Solving the problem is relatively easy, the hard part is setting up the problem.

In [21]:
# Solve Problem
if problem.solve():  # Note that prob.solve() will be 1 if the solution converges else 0
    print("Status: ", LpStatus[problem.status])
    for v in problem.variables():
        print(v.name, "=", v.varValue)
else: print("No Solution Found.")

Status:  Optimal
avocado = 0.0
baby_spinach = 7.4195883
banana = 0.0
bell_pepper = 0.0
broccoli = 0.0
brown_rice = 0.0
canned_chick_bnz = 0.0
canned_corn = 0.0
canned_kidney_bnz = 0.0
carrots = 0.0
champignons = 324.93345
chia_seeds = 0.04820456
firm_tofu = 0.0
flour_tortilla = 0.0
froz_blueberries = 0.0
froz_rasberries = 0.0
froz_strawberries = 0.0
granny_smith = 0.0
lentils = 0.0
oat_soy_mlk = 0.0
onions = 0.0
peanut_butter = 0.015024305
pumpkin_seeds = 0.0
quinoa = 0.0
soy_mlk = 0.0
strawberry = 0.0
walnuts = 0.0


Well, that was messed up.

Turns out that the most optimal vegan body building diet is a mixture of a LOT of mushrooms, spinach, peanut butter and chia seeds. Even if it is optimal, humans would get sick of this very quickly. 

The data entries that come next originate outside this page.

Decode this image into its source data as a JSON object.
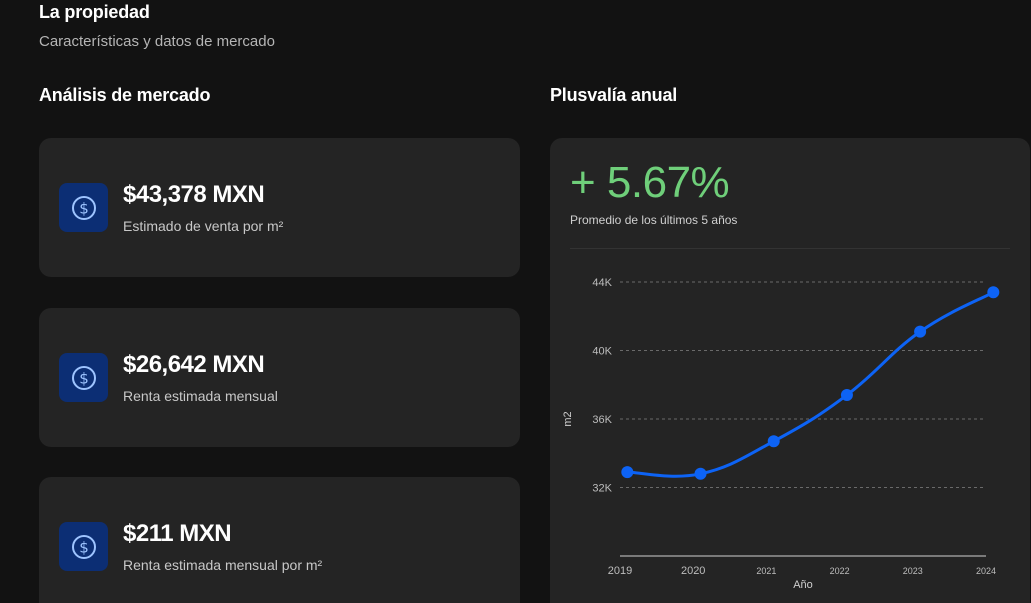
{
  "header": {
    "title": "La propiedad",
    "subtitle": "Características y datos de mercado"
  },
  "market": {
    "title": "Análisis de mercado",
    "cards": [
      {
        "value": "$43,378 MXN",
        "label": "Estimado de venta por m²",
        "icon": "dollar-coin-icon"
      },
      {
        "value": "$26,642 MXN",
        "label": "Renta estimada mensual",
        "icon": "dollar-coin-icon"
      },
      {
        "value": "$211 MXN",
        "label": "Renta estimada mensual por m²",
        "icon": "dollar-coin-icon"
      }
    ]
  },
  "plusvalia": {
    "title": "Plusvalía anual",
    "growth": "+ 5.67%",
    "growth_note": "Promedio de los últimos 5 años"
  },
  "colors": {
    "accent_blue": "#0d63f5",
    "growth_green": "#6fcf7a",
    "icon_bg": "#0c2e74"
  },
  "chart_data": {
    "type": "line",
    "x": [
      2019.0,
      2020.0,
      2021.0,
      2022.0,
      2023.0,
      2024.0
    ],
    "x_points": [
      2019.1,
      2020.1,
      2021.1,
      2022.1,
      2023.1,
      2024.1
    ],
    "values": [
      32900,
      32800,
      34700,
      37400,
      41100,
      43400
    ],
    "x_tick_labels": [
      "2019",
      "2020",
      "2021",
      "2022",
      "2023",
      "2024"
    ],
    "y_ticks": [
      32000,
      36000,
      40000,
      44000
    ],
    "y_tick_labels": [
      "32K",
      "36K",
      "40K",
      "44K"
    ],
    "xlabel": "Año",
    "ylabel": "m2",
    "ylim": [
      28000,
      44000
    ],
    "grid": true
  }
}
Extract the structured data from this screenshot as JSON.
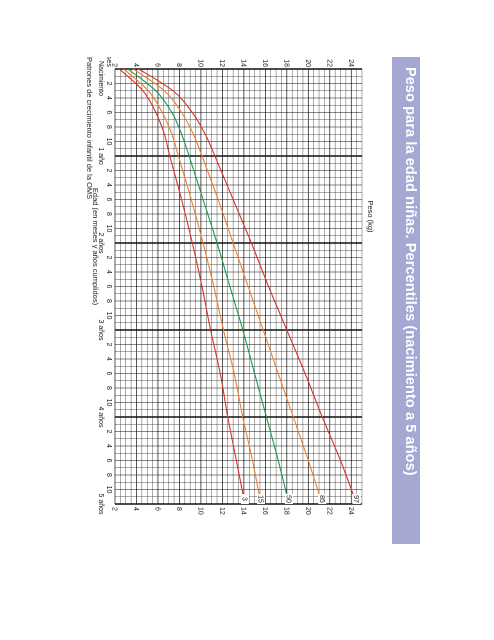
{
  "title": "Peso para la edad niñas. Percentiles (nacimiento a 5 años)",
  "footer": "Patrones de crecimiento infantil de la OMS",
  "colors": {
    "banner": "#a6a8d4",
    "grid": "#111111",
    "p3": "#d8322a",
    "p15": "#f07d2c",
    "p50": "#159c4e",
    "p85": "#f07d2c",
    "p97": "#d8322a"
  },
  "chart_data": {
    "type": "line",
    "title": "Peso para la edad niñas. Percentiles (nacimiento a 5 años)",
    "ylabel": "Peso (kg)",
    "xlabel": "Edad (en meses y años cumplidos)",
    "x_unit_label": "Meses",
    "ylim": [
      2,
      25
    ],
    "xlim": [
      0,
      60
    ],
    "y_ticks": [
      2,
      4,
      6,
      8,
      10,
      12,
      14,
      16,
      18,
      20,
      22,
      24
    ],
    "month_tick_labels": [
      "2",
      "4",
      "6",
      "8",
      "10"
    ],
    "year_labels": [
      "Nacimiento",
      "1 año",
      "2 años",
      "3 años",
      "4 años",
      "5 años"
    ],
    "grid": true,
    "x": [
      0,
      3,
      6,
      9,
      12,
      18,
      24,
      30,
      36,
      42,
      48,
      54,
      60
    ],
    "series": [
      {
        "name": "3",
        "values": [
          2.4,
          4.6,
          5.8,
          6.6,
          7.1,
          8.2,
          9.2,
          10.1,
          10.9,
          11.8,
          12.5,
          13.3,
          14.1
        ]
      },
      {
        "name": "15",
        "values": [
          2.8,
          5.1,
          6.4,
          7.3,
          7.9,
          9.1,
          10.2,
          11.2,
          12.1,
          13.1,
          13.9,
          14.8,
          15.6
        ]
      },
      {
        "name": "50",
        "values": [
          3.2,
          5.8,
          7.3,
          8.2,
          8.9,
          10.2,
          11.5,
          12.7,
          13.9,
          15.0,
          16.1,
          17.2,
          18.2
        ]
      },
      {
        "name": "85",
        "values": [
          3.7,
          6.6,
          8.2,
          9.3,
          10.1,
          11.6,
          13.0,
          14.4,
          15.8,
          17.2,
          18.6,
          20.0,
          21.3
        ]
      },
      {
        "name": "97",
        "values": [
          4.2,
          7.4,
          9.2,
          10.4,
          11.3,
          13.0,
          14.7,
          16.3,
          18.0,
          19.7,
          21.3,
          23.0,
          24.5
        ]
      }
    ]
  }
}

This is a problem that people have run into often with linear programming so it's not that this output is wrong. I just thought that I would be able to solve a problem that doesn't necessarily apply to me. The basic issue is that this optimisation is a little too strong and will only allow you to create one "meal" with foods that don't even necessarily work together.

There was one issue that I ran into where my program wasn't "feasible", this is because I wanted to meet a certain recommendation for b12 but ofcourse, I don't have any foods that can meet that constraint and so removing it fixed that problem.